The Inspector said: “There’s no way down to the beach here. You’d have thought Seton would want his own way down. It’s a fair walk to Tanner’s Lane.”

“The cliffs are pretty high here and there’s little solid rock. It could be tricky to build a stairway,” suggested Dalgliesh.

“Maybe. He must have been a strange sort of chap. Fussy. Methodical. That card index, for instance. He picked up ideas for his stories from newspapers, magazines, and from people. Or just thought of them for himself. But they’re all neatly catalogued there, waiting to come in useful.”
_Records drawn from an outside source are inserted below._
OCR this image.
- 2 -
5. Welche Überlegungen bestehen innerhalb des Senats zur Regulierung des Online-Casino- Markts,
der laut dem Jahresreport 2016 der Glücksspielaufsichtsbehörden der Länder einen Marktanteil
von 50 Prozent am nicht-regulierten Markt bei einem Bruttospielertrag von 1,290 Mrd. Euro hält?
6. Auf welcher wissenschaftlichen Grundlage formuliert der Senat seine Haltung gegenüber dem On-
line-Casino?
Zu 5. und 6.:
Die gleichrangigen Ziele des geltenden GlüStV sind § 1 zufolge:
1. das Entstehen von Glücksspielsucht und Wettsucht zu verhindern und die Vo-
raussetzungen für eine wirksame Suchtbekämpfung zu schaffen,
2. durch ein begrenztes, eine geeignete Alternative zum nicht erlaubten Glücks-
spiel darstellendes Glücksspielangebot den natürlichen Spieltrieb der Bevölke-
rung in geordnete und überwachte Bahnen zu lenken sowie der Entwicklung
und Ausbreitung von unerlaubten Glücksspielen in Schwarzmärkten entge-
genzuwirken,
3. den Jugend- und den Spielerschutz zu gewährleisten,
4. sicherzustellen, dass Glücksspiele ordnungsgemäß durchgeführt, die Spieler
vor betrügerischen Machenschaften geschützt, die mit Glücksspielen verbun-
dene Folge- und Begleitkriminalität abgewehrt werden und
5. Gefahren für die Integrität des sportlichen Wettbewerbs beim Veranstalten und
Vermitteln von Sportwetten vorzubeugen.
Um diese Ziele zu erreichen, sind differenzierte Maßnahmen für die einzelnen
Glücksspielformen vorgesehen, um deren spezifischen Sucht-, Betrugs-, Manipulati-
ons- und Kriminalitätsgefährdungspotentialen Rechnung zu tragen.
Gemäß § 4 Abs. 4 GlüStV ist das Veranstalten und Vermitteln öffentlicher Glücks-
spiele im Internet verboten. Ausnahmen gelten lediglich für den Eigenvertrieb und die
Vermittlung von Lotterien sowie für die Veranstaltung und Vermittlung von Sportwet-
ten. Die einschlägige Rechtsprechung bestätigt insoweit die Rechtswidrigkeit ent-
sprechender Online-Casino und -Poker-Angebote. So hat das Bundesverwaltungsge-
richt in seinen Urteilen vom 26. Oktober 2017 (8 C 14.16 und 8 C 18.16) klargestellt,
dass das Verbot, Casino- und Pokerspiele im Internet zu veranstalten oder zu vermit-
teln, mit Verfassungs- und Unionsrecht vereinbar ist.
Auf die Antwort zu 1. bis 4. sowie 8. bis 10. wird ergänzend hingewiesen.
“And Miss Calthrop’s contribution?”

“Not there. That doesn’t mean very much though. Sylvia Kedge told me that the house was usually left unlocked when Seton was living here. They all seem to leave their houses unlocked. Anyone could have got in and taken the card. Anyone could have read it for that matter. They just seem to wander in and out of each other’s places at will. It’s the loneliness I suppose. That’s assuming that Seton wrote out a card.”

“Or that Miss Calthrop ever gave him the idea,” said Dalgliesh.

Reckless looked at him. “That struck you too, did it? What did you think of Digby Seton?”

“The same as I’ve always thought. It requires an effort of will to understand a man whose passionate ambition is to run his own club. But then, he probably finds it equally difficult to understand why we should want to be policemen. I don’t think our Digby has either the nerve or the brains to plan this particular killing. Basically he’s unintelligent.”

“He was in the nick most of Tuesday night. I gave West Central a ring and it’s true all right. What’s more he was drunk. There was nothing feigned about it.”

“Very convenient for him.”

“It’s always convenient to have an alibi, Mr. Dalgliesh. But there are some alibis I don’t intend to waste time trying to break. And that’s the kind he’s got. What’s more, unless he was acting just now, he just doesn’t know that the weapon wasn’t a knife. And he thinks that Seton died on Wednesday night. Maurice couldn’t have been in this house alive when Digby and Miss Marley arrived on Wednesday. That’s not to say that his body wasn’t here. But I can’t see Digby acting the butcher and I can’t see why he should. Even if he found the body here and panicked he’s the sort to hit the bottle then belt off back to town, not to plan an elaborate charade. And he was on the Lowestoft not the London road when he crashed. Besides, I don’t see how he could have known about Miss Calthrop’s pleasant little opening for a detective story.”

“Unless Eliza Marley told him on the way here.”